Comment by zamalek

4 years ago

It's a leaky abstraction and everything it does can be done manually, and possibly better. It exists purely because, at some point in the past, threads didn't exist.

If you design your program without fork, you'll probably end up with a cleaner and faster solution. Some things are best forgotten or never learned in the first place.

Can it though?

The beauty of (v)fork(+exec) is that it doesn't need a new interface for configuring the environment in whichever way you want before the other process starts. Instead you get to use the exact same means of modifying the environment to your needs, and once it's done, you can call exec and the new process inherits those things.

I mean, just look at the interface of posix_spawn.

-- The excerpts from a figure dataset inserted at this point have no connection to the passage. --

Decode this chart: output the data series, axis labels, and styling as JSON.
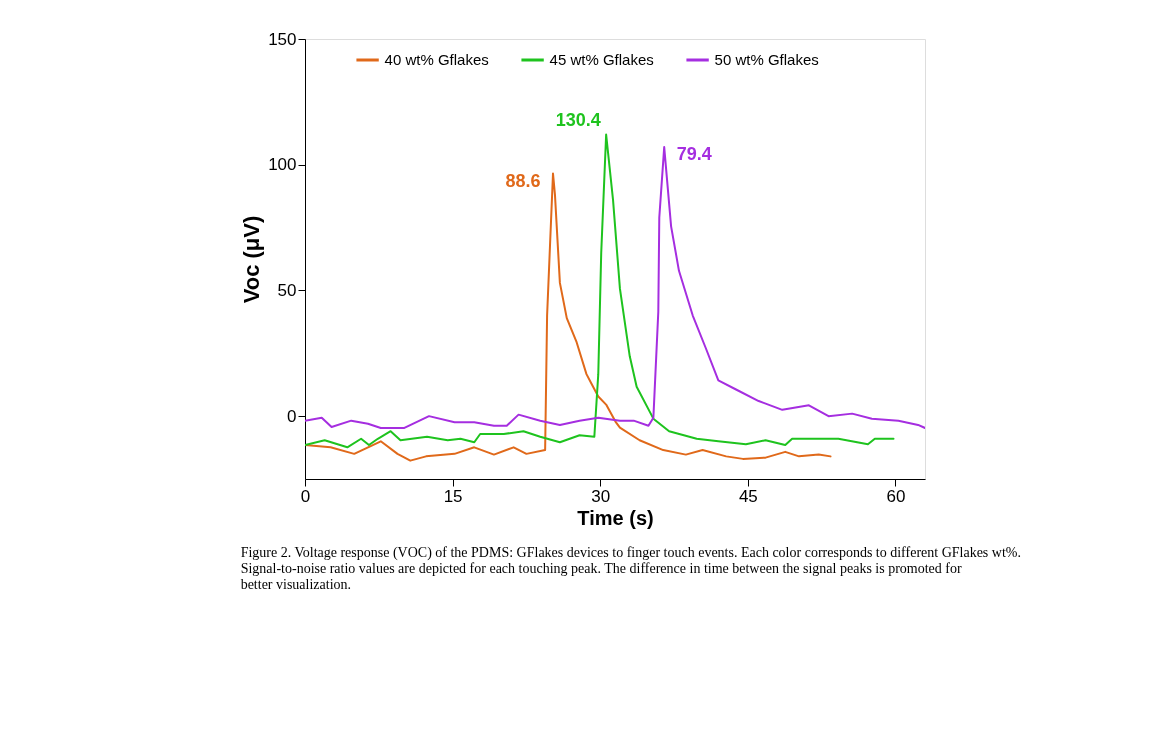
{
  "chart_data": {
    "type": "line",
    "xlabel": "Time (s)",
    "ylabel": "Voc (μV)",
    "xlim": [
      0,
      63
    ],
    "xticks": [
      0,
      15,
      30,
      45,
      60
    ],
    "ylim": [
      -25,
      150
    ],
    "yticks": [
      0,
      50,
      100,
      150
    ],
    "legend": "top",
    "grid": false,
    "line_style": "solid",
    "series": [
      {
        "name": "40 wt% Gflakes",
        "color": "#e0691a",
        "x": [
          0,
          2.6,
          5,
          7.7,
          9.4,
          10.7,
          12.3,
          15.2,
          17.2,
          19.2,
          21.2,
          22.5,
          24.4,
          24.6,
          25.2,
          25.4,
          25.9,
          26.6,
          27.6,
          28.6,
          29.1,
          29.8,
          30.6,
          31.6,
          32,
          34,
          36.4,
          38.7,
          40.4,
          42.8,
          44.5,
          46.8,
          48.8,
          50.2,
          52.2,
          53.4
        ],
        "values": [
          -11.5,
          -12.4,
          -15,
          -10,
          -15,
          -17.7,
          -16,
          -15,
          -12.4,
          -15.3,
          -12.4,
          -15,
          -13.5,
          40,
          96.5,
          88,
          53,
          39,
          29.4,
          16.7,
          13,
          7.8,
          4.6,
          -2.5,
          -4.6,
          -9.6,
          -13.5,
          -15.3,
          -13.5,
          -16,
          -17,
          -16.5,
          -14.2,
          -16,
          -15.3,
          -16
        ]
      },
      {
        "name": "45 wt% Gflakes",
        "color": "#1ec31e",
        "x": [
          0,
          2,
          4.3,
          5.7,
          6.5,
          7.4,
          8.7,
          9.7,
          12.4,
          14.5,
          15.8,
          17.2,
          17.8,
          20.2,
          22.2,
          23.9,
          25.9,
          27.9,
          29.4,
          29.8,
          30.1,
          30.6,
          31.3,
          32,
          33,
          33.7,
          35.4,
          37,
          39.8,
          42,
          44.8,
          46.8,
          48.8,
          49.5,
          52.2,
          54.2,
          57.2,
          57.9,
          59.8
        ],
        "values": [
          -11.5,
          -9.6,
          -12.4,
          -9,
          -11.5,
          -9,
          -6,
          -9.6,
          -8.2,
          -9.6,
          -9,
          -10.4,
          -7.1,
          -7.1,
          -6,
          -8.2,
          -10.4,
          -7.6,
          -8.2,
          16.7,
          65,
          112,
          86,
          50.7,
          23.8,
          11.7,
          -1,
          -6,
          -9,
          -10,
          -11.2,
          -9.6,
          -11.5,
          -9,
          -9,
          -9,
          -11.2,
          -9,
          -9
        ]
      },
      {
        "name": "50 wt% Gflakes",
        "color": "#a52ee0",
        "x": [
          0,
          1.7,
          2.7,
          4.7,
          6.4,
          7.7,
          10.1,
          12.6,
          15.2,
          17.2,
          19.2,
          20.5,
          21.7,
          23.9,
          25.9,
          27.9,
          29.8,
          32,
          33.4,
          34.9,
          35.4,
          35.9,
          36,
          36.5,
          37.2,
          38,
          39.4,
          40.7,
          42,
          43.8,
          46.1,
          48.5,
          51.2,
          53.2,
          55.6,
          57.6,
          60.3,
          62.3,
          63
        ],
        "values": [
          -1.8,
          -0.6,
          -4.3,
          -1.8,
          -3,
          -4.7,
          -4.7,
          0,
          -2.4,
          -2.4,
          -3.8,
          -3.8,
          0.6,
          -1.8,
          -3.5,
          -1.8,
          -0.6,
          -1.8,
          -1.8,
          -3.8,
          -0.6,
          41.5,
          79,
          107,
          75.5,
          57.8,
          40,
          27.3,
          14.2,
          10.6,
          6,
          2.5,
          4.3,
          0,
          1,
          -1,
          -1.8,
          -3.5,
          -4.7
        ]
      }
    ],
    "annotations": [
      "88.6",
      "130.4",
      "79.4",
      "Figure 2. Voltage response (VOC) of the PDMS: GFlakes devices to finger touch events. Each color corresponds to different GFlakes wt%. Signal-to-noise ratio values are depicted for each touching peak. The difference in time between the signal peaks is promoted for better visualization."
    ]
  }
}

I grant though that this isn't without its problems (including performance) and IMO e.g. FD_CLOEXEC is one example of how those problems can be patched up. It's like the reverse problem: you have too wide implicit interface in it, and then you need to come up with all these ways to be explicit about some things.

Add to that, fork is (was) very inefficient. You had to duplicate the entire process state (page tables etc). Then the damn program would exec(), and you would tear it all down again. Took 100ms on older computers. Complete waste.

We would resort to making a weak copy, with page tables faulting in only if you used them. A lot of drama, so the user could make a goofy call that they didn't really want most of the time.

A thread is not the same thing of a process. There are situations where you are fine with a thread, other where you need a process.